Suppose for a second that 20% of the population wasn't allowed to vote. Now suppose that the poorest 20% of the population wasn't allowed to vote... see the problem yet?
This is the point...
Or in a less Utopian and more Tragic perspective: I don't trust anybody on the planet enough to let them write an objective test that wouldn't be abused by them or the givers. If society ever had the ability to create and maintain such an objective test, the test itself wouldn't be necessary, as the creation process for the test would itself be a better system of government.
Yanlin, I don't think anybody is failing to understand you, so much as feeling very strongly that the costs far outweigh the benefits.
Admittedly though, society already limits the ability of children, felons, and the mentally retarded from participating in democracy, doesn't it?
It gets back into the
discussion mainiac and I were having. People see no self-benefit from doing the research necessary to pass your political test. I don't think you should worry as much about 'dumb' people that aren't able to pass it as
'ignorant' people that haven't done the research. I can't find any research one way or the other, but I'll hazard a guess that a significant(greater than 50%) number of voters are operating under at least one serious misconception about either the candidates or the voting process.
Things like :
The real effects of our casual drug policy, the full story about single payer health care, what insurance really does, the historically measured effects of increased corporate taxes, etc
I'm not talking opinions here, I'm talking facts. You get to have your own opinions, not your own facts. (Hopefully that list is non-confrontational.

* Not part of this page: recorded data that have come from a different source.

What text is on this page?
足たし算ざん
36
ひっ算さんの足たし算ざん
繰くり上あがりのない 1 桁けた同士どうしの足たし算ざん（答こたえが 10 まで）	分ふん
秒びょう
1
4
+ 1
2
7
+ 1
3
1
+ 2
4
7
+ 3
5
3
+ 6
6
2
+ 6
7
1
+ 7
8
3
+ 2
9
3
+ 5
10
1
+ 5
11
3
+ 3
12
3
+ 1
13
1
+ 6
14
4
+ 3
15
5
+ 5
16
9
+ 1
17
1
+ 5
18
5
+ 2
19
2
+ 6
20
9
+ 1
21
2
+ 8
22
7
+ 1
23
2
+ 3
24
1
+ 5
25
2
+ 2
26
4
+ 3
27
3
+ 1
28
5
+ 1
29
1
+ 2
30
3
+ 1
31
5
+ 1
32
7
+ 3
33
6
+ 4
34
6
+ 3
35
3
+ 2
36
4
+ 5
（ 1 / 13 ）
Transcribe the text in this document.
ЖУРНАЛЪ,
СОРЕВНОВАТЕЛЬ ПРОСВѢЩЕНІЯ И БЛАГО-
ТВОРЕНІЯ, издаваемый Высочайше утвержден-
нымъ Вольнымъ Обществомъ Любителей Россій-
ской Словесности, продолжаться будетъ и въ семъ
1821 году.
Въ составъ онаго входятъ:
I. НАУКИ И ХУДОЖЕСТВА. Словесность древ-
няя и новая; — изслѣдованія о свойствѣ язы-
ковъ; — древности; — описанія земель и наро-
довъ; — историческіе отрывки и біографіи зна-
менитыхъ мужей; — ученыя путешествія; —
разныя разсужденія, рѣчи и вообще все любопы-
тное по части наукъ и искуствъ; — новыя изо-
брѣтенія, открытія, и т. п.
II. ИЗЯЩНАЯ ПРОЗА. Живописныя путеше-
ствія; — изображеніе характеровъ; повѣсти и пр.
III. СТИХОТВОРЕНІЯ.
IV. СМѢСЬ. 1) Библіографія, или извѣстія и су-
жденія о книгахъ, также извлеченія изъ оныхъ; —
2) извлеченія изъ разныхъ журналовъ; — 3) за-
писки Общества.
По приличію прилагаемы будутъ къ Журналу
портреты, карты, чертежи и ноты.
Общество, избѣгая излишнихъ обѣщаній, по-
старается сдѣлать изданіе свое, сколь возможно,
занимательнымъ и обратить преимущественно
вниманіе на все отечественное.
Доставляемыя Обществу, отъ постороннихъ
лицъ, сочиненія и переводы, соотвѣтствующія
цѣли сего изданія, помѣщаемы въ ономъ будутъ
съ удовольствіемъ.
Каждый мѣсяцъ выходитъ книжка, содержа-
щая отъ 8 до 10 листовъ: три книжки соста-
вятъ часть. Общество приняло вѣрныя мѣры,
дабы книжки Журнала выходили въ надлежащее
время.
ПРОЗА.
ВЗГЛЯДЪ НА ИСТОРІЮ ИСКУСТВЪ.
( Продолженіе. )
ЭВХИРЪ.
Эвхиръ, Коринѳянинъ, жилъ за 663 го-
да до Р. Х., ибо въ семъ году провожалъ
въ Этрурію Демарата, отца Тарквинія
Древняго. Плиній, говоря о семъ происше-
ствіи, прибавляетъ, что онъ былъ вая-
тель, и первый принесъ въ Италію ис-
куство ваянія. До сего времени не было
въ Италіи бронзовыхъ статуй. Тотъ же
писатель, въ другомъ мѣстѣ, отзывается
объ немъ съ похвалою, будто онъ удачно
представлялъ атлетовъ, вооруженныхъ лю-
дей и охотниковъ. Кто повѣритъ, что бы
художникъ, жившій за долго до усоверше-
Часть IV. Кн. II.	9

Especially healthcare, I don't think anyone on either side understands what all the issues are)
Mainiac:
If men were angels, no government would be necessary. If angels were to govern men, neither external nor internal controls on government would be necessary. In framing a government which is to be administered by men over men, the great difficulty lies in this: you must first enable the government to control the governed; and in the next place oblige it to control itself.